Dois ex-executivos seniores da empresa israelense NSO Group, que projeta e comercializa o spyware Pegasus, foram entrevistados por um juiz de instrução e colocados sob o status de testemunha assistida no início de 2026, de acordo com Mediapart.
Shalev Hulio e Omri Lavie, ex-executivos da empresa, foram ouvidos pelo juiz investigador Serge Tournaire no âmbito de uma investigação aberta em 2022 após revelações do “Projeto Pegasus”, um consórcio de vários editores, incluindo O mundosobre o uso de spyware ultrassofisticado por vários países.
Várias personalidades francesas foram alvo de ataques em nome de Marrocos, nomeadamente o Presidente da República, Emmanuel Macron, o Primeiro-Ministro Edouard Philippe, bem como vários membros do governo. Muitas figuras da sociedade civil – advogados, jornalistas, activistas – também foram alvo deste spyware muito sofisticado e, em alguns casos, tiveram os seus telefones infectados e parte dos seus dados desviados. Alguns deles apresentaram queixa e uma investigação foi aberta em julho de 2022.
A DGSE escreveu uma nota colocada no processo
O serviço de inteligência estrangeiro francês, a Direção-Geral de Segurança Externa (DGSE), contactado pelo magistrado, escreveu uma nota sobre a Pegasus e as práticas do Grupo NSO. Neste documento, citado por Mediaparta DGSE estima “altamente provável” que a empresa tenha a possibilidade de saber quais números são alvo de seus clientes “até mesmo os dados que são exfiltrados”ao contrário do que a empresa israelita tem afirmado regularmente para se defender de acusações de uso indevido da sua ferramenta.

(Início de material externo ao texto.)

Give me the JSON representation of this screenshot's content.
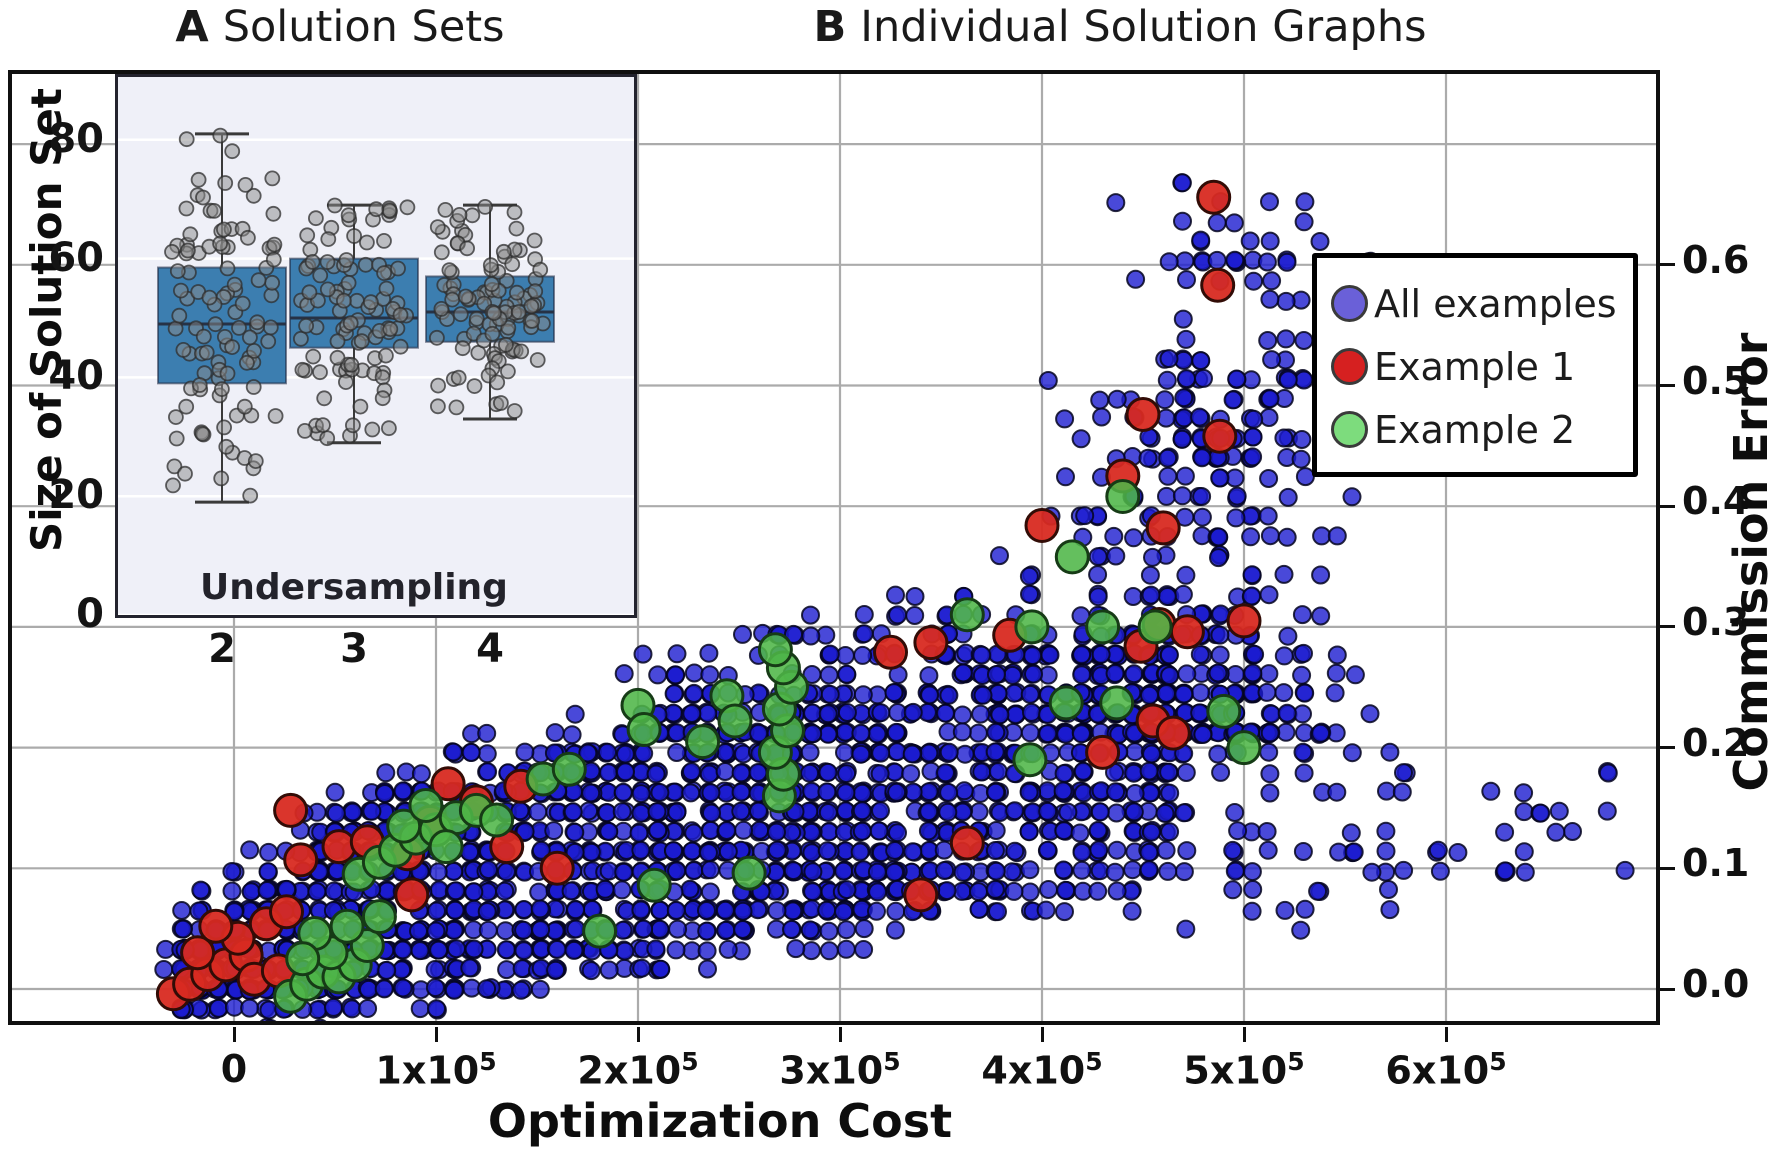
{
  "titles": {
    "panel_a": {
      "label": "A",
      "text": "Solution Sets"
    },
    "panel_b": {
      "label": "B",
      "text": "Individual Solution Graphs"
    }
  },
  "chart_data": [
    {
      "type": "box",
      "panel": "A",
      "title": "Solution Sets",
      "xlabel": "Undersampling",
      "ylabel": "Size of Solution Set",
      "categories": [
        "2",
        "3",
        "4"
      ],
      "yticks": [
        0,
        20,
        40,
        60,
        80
      ],
      "ylim": [
        0,
        91
      ],
      "grid": true,
      "background_color": "#eff0f8",
      "gridline_color": "#ffffff",
      "box_fill_color": "#3c7eb0",
      "box_edge_color": "rgba(25,35,60,0.55)",
      "median_color": "#263246",
      "whisker_color": "#3a3a3a",
      "boxes": [
        {
          "category": "2",
          "whisker_low": 19,
          "q1": 39,
          "median": 49,
          "q3": 58.5,
          "whisker_high": 81
        },
        {
          "category": "3",
          "whisker_low": 29,
          "q1": 45,
          "median": 50,
          "q3": 60,
          "whisker_high": 69
        },
        {
          "category": "4",
          "whisker_low": 33,
          "q1": 46,
          "median": 51,
          "q3": 57,
          "whisker_high": 69
        }
      ],
      "jitter_points": {
        "seed": 7,
        "color": "#8a8a8a",
        "edge": "#2e2e2e",
        "radius": 7,
        "x_spread": 0.4,
        "clusters": [
          {
            "category": 0,
            "n": 58,
            "dist": "normal",
            "mean": 49,
            "sd": 7,
            "min": 36,
            "max": 62
          },
          {
            "category": 0,
            "n": 24,
            "dist": "uniform",
            "min": 61,
            "max": 75
          },
          {
            "category": 0,
            "n": 3,
            "dist": "uniform",
            "min": 78,
            "max": 81
          },
          {
            "category": 0,
            "n": 21,
            "dist": "uniform",
            "min": 19,
            "max": 36
          },
          {
            "category": 1,
            "n": 60,
            "dist": "normal",
            "mean": 52,
            "sd": 6,
            "min": 41,
            "max": 64
          },
          {
            "category": 1,
            "n": 22,
            "dist": "uniform",
            "min": 57,
            "max": 69
          },
          {
            "category": 1,
            "n": 21,
            "dist": "uniform",
            "min": 30,
            "max": 44
          },
          {
            "category": 2,
            "n": 68,
            "dist": "normal",
            "mean": 51,
            "sd": 4.5,
            "min": 43,
            "max": 60
          },
          {
            "category": 2,
            "n": 24,
            "dist": "uniform",
            "min": 58,
            "max": 69
          },
          {
            "category": 2,
            "n": 15,
            "dist": "uniform",
            "min": 33,
            "max": 45
          }
        ]
      }
    },
    {
      "type": "scatter",
      "panel": "B",
      "title": "Individual Solution Graphs",
      "xlabel": "Optimization Cost",
      "ylabel": "Commission Error",
      "xlim": [
        -106000,
        704000
      ],
      "ylim": [
        -0.026,
        0.758
      ],
      "grid": true,
      "gridline_color": "#ababab",
      "xticks": [
        {
          "value": 0,
          "base": "0",
          "sup": ""
        },
        {
          "value": 100000,
          "base": "1x10",
          "sup": "5"
        },
        {
          "value": 200000,
          "base": "2x10",
          "sup": "5"
        },
        {
          "value": 300000,
          "base": "3x10",
          "sup": "5"
        },
        {
          "value": 400000,
          "base": "4x10",
          "sup": "5"
        },
        {
          "value": 500000,
          "base": "5x10",
          "sup": "5"
        },
        {
          "value": 600000,
          "base": "6x10",
          "sup": "5"
        }
      ],
      "yticks": [
        {
          "value": 0.0,
          "label": "0.0"
        },
        {
          "value": 0.1,
          "label": "0.1"
        },
        {
          "value": 0.2,
          "label": "0.2"
        },
        {
          "value": 0.3,
          "label": "0.3"
        },
        {
          "value": 0.4,
          "label": "0.4"
        },
        {
          "value": 0.5,
          "label": "0.5"
        },
        {
          "value": 0.6,
          "label": "0.6"
        }
      ],
      "gridline_y_values": [
        0.0,
        0.1,
        0.2,
        0.3,
        0.4,
        0.5,
        0.6,
        0.7
      ],
      "legend": {
        "position": "upper right",
        "entries": [
          {
            "label": "All examples",
            "marker_color": "#6a60d8"
          },
          {
            "label": "Example 1",
            "marker_color": "#d62020"
          },
          {
            "label": "Example 2",
            "marker_color": "#7ddc7d"
          }
        ]
      },
      "series": [
        {
          "name": "All examples",
          "marker": "circle",
          "radius": 8.5,
          "fill": "#1c1ccf",
          "fill_opacity": 0.8,
          "edge": "#05051e",
          "cloud": {
            "seed": 42,
            "x_quant": 8400,
            "y_quant": 0.0163,
            "band": {
              "n": 1800,
              "x_min": -30000,
              "x_max": 470000,
              "x_nodes": [
                -30000,
                0,
                50000,
                100000,
                150000,
                200000,
                250000,
                300000,
                350000,
                400000,
                450000,
                470000
              ],
              "top": [
                0.03,
                0.055,
                0.125,
                0.16,
                0.185,
                0.2,
                0.215,
                0.23,
                0.25,
                0.27,
                0.28,
                0.27
              ],
              "bottom": [
                -0.012,
                -0.012,
                -0.006,
                0.0,
                0.015,
                0.03,
                0.045,
                0.055,
                0.068,
                0.08,
                0.09,
                0.1
              ]
            },
            "fringe_top": {
              "n": 240,
              "dy": 0.04
            },
            "fringe_bottom": {
              "n": 90,
              "dy": 0.022
            },
            "plume": {
              "n": 360,
              "x_mean": 480000,
              "x_sd": 33000,
              "x_min": 368000,
              "x_max": 562000,
              "y_min": 0.205,
              "y_max": 0.52,
              "pow": 1.7
            },
            "plume_top": {
              "n": 70,
              "x_mean": 497000,
              "x_sd": 28000,
              "y_min": 0.44,
              "y_max": 0.675
            },
            "mid_scatter": {
              "n": 80,
              "x_min": 190000,
              "x_max": 400000,
              "dy_max": 0.075
            },
            "right_tail": {
              "n": 48,
              "x_min": 470000,
              "x_max": 580000,
              "y_min": 0.055,
              "y_max": 0.205
            },
            "far_tail": {
              "n": 26,
              "x_min": 575000,
              "x_max": 690000,
              "y_min": 0.09,
              "y_max": 0.18
            }
          }
        },
        {
          "name": "Example 1",
          "marker": "circle",
          "radius": 16,
          "fill": "#d82a21",
          "fill_opacity": 0.95,
          "edge": "#320c06",
          "points": [
            [
              -30000,
              -0.004
            ],
            [
              -22000,
              0.004
            ],
            [
              -13000,
              0.012
            ],
            [
              -4000,
              0.02
            ],
            [
              6000,
              0.028
            ],
            [
              -18000,
              0.03
            ],
            [
              2000,
              0.042
            ],
            [
              16000,
              0.054
            ],
            [
              -9000,
              0.052
            ],
            [
              10000,
              0.008
            ],
            [
              26000,
              0.064
            ],
            [
              22000,
              0.015
            ],
            [
              28000,
              0.148
            ],
            [
              33000,
              0.107
            ],
            [
              52000,
              0.118
            ],
            [
              66000,
              0.122
            ],
            [
              86000,
              0.112
            ],
            [
              97000,
              0.138
            ],
            [
              120000,
              0.155
            ],
            [
              106000,
              0.17
            ],
            [
              88000,
              0.078
            ],
            [
              142000,
              0.168
            ],
            [
              160000,
              0.1
            ],
            [
              135000,
              0.118
            ],
            [
              325000,
              0.279
            ],
            [
              345000,
              0.287
            ],
            [
              384000,
              0.293
            ],
            [
              363000,
              0.121
            ],
            [
              340000,
              0.078
            ],
            [
              430000,
              0.196
            ],
            [
              449000,
              0.284
            ],
            [
              400000,
              0.384
            ],
            [
              460000,
              0.382
            ],
            [
              440000,
              0.425
            ],
            [
              450000,
              0.476
            ],
            [
              488000,
              0.458
            ],
            [
              487000,
              0.583
            ],
            [
              485000,
              0.656
            ],
            [
              458000,
              0.302
            ],
            [
              472000,
              0.296
            ],
            [
              500000,
              0.305
            ],
            [
              455000,
              0.222
            ],
            [
              465000,
              0.212
            ]
          ]
        },
        {
          "name": "Example 2",
          "marker": "circle",
          "radius": 16,
          "fill": "#4eb648",
          "fill_opacity": 0.88,
          "edge": "#163b16",
          "points": [
            [
              28000,
              -0.006
            ],
            [
              36000,
              0.004
            ],
            [
              44000,
              0.014
            ],
            [
              52000,
              0.01
            ],
            [
              60000,
              0.02
            ],
            [
              48000,
              0.03
            ],
            [
              66000,
              0.036
            ],
            [
              40000,
              0.046
            ],
            [
              56000,
              0.052
            ],
            [
              72000,
              0.06
            ],
            [
              34000,
              0.025
            ],
            [
              62000,
              0.095
            ],
            [
              72000,
              0.105
            ],
            [
              80000,
              0.115
            ],
            [
              90000,
              0.125
            ],
            [
              100000,
              0.132
            ],
            [
              110000,
              0.142
            ],
            [
              84000,
              0.135
            ],
            [
              120000,
              0.148
            ],
            [
              95000,
              0.152
            ],
            [
              130000,
              0.14
            ],
            [
              105000,
              0.118
            ],
            [
              153000,
              0.174
            ],
            [
              166000,
              0.182
            ],
            [
              181000,
              0.048
            ],
            [
              208000,
              0.086
            ],
            [
              255000,
              0.096
            ],
            [
              200000,
              0.235
            ],
            [
              203000,
              0.215
            ],
            [
              244000,
              0.243
            ],
            [
              248000,
              0.222
            ],
            [
              232000,
              0.205
            ],
            [
              270000,
              0.16
            ],
            [
              272000,
              0.178
            ],
            [
              268000,
              0.196
            ],
            [
              274000,
              0.214
            ],
            [
              270000,
              0.232
            ],
            [
              276000,
              0.25
            ],
            [
              272000,
              0.266
            ],
            [
              268000,
              0.281
            ],
            [
              363000,
              0.31
            ],
            [
              395000,
              0.3
            ],
            [
              412000,
              0.237
            ],
            [
              437000,
              0.237
            ],
            [
              394000,
              0.19
            ],
            [
              440000,
              0.408
            ],
            [
              430000,
              0.3
            ],
            [
              456000,
              0.3
            ],
            [
              490000,
              0.23
            ],
            [
              500000,
              0.2
            ],
            [
              415000,
              0.358
            ]
          ]
        }
      ]
    }
  ]
}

Shalev Hulio, diretor do Grupo NSO na época das revelações do Projeto Pegasus, reiterou, no entanto, ao magistrado a versão segundo a qual sua empresa vendia uma ferramenta sobre a qual não tinha controle. No entanto, admitiu que poderia consultar os dados dos alvos dos seus clientes em caso de suspeita de utilização fraudulenta do seu sistema e tinha a possibilidade de suspender o acesso, se necessário.
A DGSE, ainda na nota colocada no processo, escreve ainda que Israel também poderia ter acesso aos números visados e aos produtos da espionagem. O país emite autorizações de exportação para estes equipamentos de última geração. Muitos ex-membros dos seus serviços de inteligência também são funcionários do Grupo NSO.
Mediapart especifica que os dois gestores do Grupo NSO rejeitaram várias questões do juiz de instrução. Eles citaram o risco de violar a lei israelense que protege muita informação relacionada com a empresa, nomeadamente no que diz respeito às suas capacidades técnicas ou à identidade dos seus clientes.
O empresário disse ao magistrado que nenhum francês foi espionado ao usar o Pegasus. Mediapart especifica que o Sr. Hulio sugeriu que a imprensa atribuiu à sua empresa hacks realizados por seus concorrentes. O ex-gerente também mencionou ao magistrado um relatório produzido pelas autoridades israelenses exonerando a empresa de qualquer responsabilidade no que diz respeito à espionagem citada na imprensa. Estas versões são contrariadas por elementos técnicos recolhidos nos telemóveis das vítimas e analisados por especialistas da Amnistia Internacional, parceira do “Projecto Pegasus”.
Saudação “um avanço” na investigação legal após esta colocação sob o estatuto de testemunha assistida, Vincent Brengarth e William Bourgon, advogados de várias partes civis, estimaram à Médiapart que foi “razoável pensar que o processo está muito longe de estar concluído”.